BELGIUM – Lawmakers in Belgium recently approved a measure that will allow doctors to euthanize children of all ages.
As previously reported, the Belgian Senate overwhelmingly approved a child euthanization bill in December, sending it to the lower legislative house. This month, the lower house voted 86-44 in favor of the measure, despite some international criticism. Belgium’s King Philippe is expected to sign the bill into law.
Once the new measure is enacted, terminally ill children will have the option to end their lives via lethal injection. As long as children understand what euthanasia is and have approval from parents and doctors, they will be free to choose assisted suicide.
Belgium, a predominantly secular country, first sanctioned euthanasia for adults in 2002. Now, the small European nation will become only the second country in the world—along with the Netherlands—to allow child euthanization.
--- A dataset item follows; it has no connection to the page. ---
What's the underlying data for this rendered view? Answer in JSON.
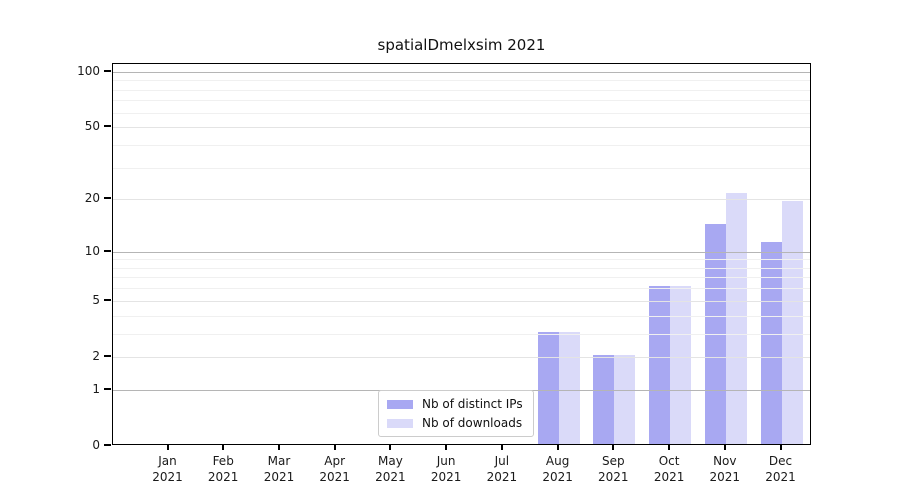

Supporters of the child euthanization measure argue that terminally ill individuals should be allowed to die, regardless of age.
“This [bill] is an act of humanity that allows the doctor to make the most humane course of action for his patient,” Philippe Mahoux, a senator who sponsored the legislation, told The New York Times. “What is scandalous is the suffering of sick children when they are going to die.”
Linda van Roy is a mother from Belgium who supports the new euthanization measures. Two years ago, her 10-month-old daughter slowly died from a terminal disease, and she wishes she could have ended her baby’s life more quickly.
“That whole period of sedation, you always need to give more and more medication, and you start asking questions,” van Roy told CNN. “And you say, ‘What’s the use of keeping this baby alive?’ ”
“We want for those children to be able to talk about euthanasia and to ask those questions and if they really want to say, ‘Stop, this is it, I don’t want it anymore,’ that they can have a choice,” she added.
However, many people voiced opposition to the euthanasia bill, stating that children should never be asked whether or not they want to intentionally end their lives.
“The law says adolescents cannot make important decisions on economic or emotional issues, but suddenly they’ve become able to decide that someone should make them die,” observed Andre-Joseph Leonard, an archbishop in Belgium.
American businessman and former presidential candidate Steve Forbes likewise expressed concern about the Belgian measure, opining that it exemplifies the “slippery slope” of euthanasia.
“We are on the malignantly slippery slope to becoming a society like that envisioned by Nazi Germany, one in which ‘undesirables’ are disposed of like used tissue,” Forbes wrote in a recent column. “The Holocaust and other Nazi atrocities sidetracked the eugenics movement. But now it’s making a comeback in new garb—we want to kill only to reduce suffering.”
“As euthanasia becomes more accepted—and we become more numb to the horror of murdering people like this—we’ll descend to the next abomination: pressuring the sick to discontinue treatment for a likely fatal illness in the name of ‘saving scarce resources’ for people who have more years ahead of them,” he suggested.
“The true mark of a civilization is in how it treats its most vulnerable members,” Forbes concluded.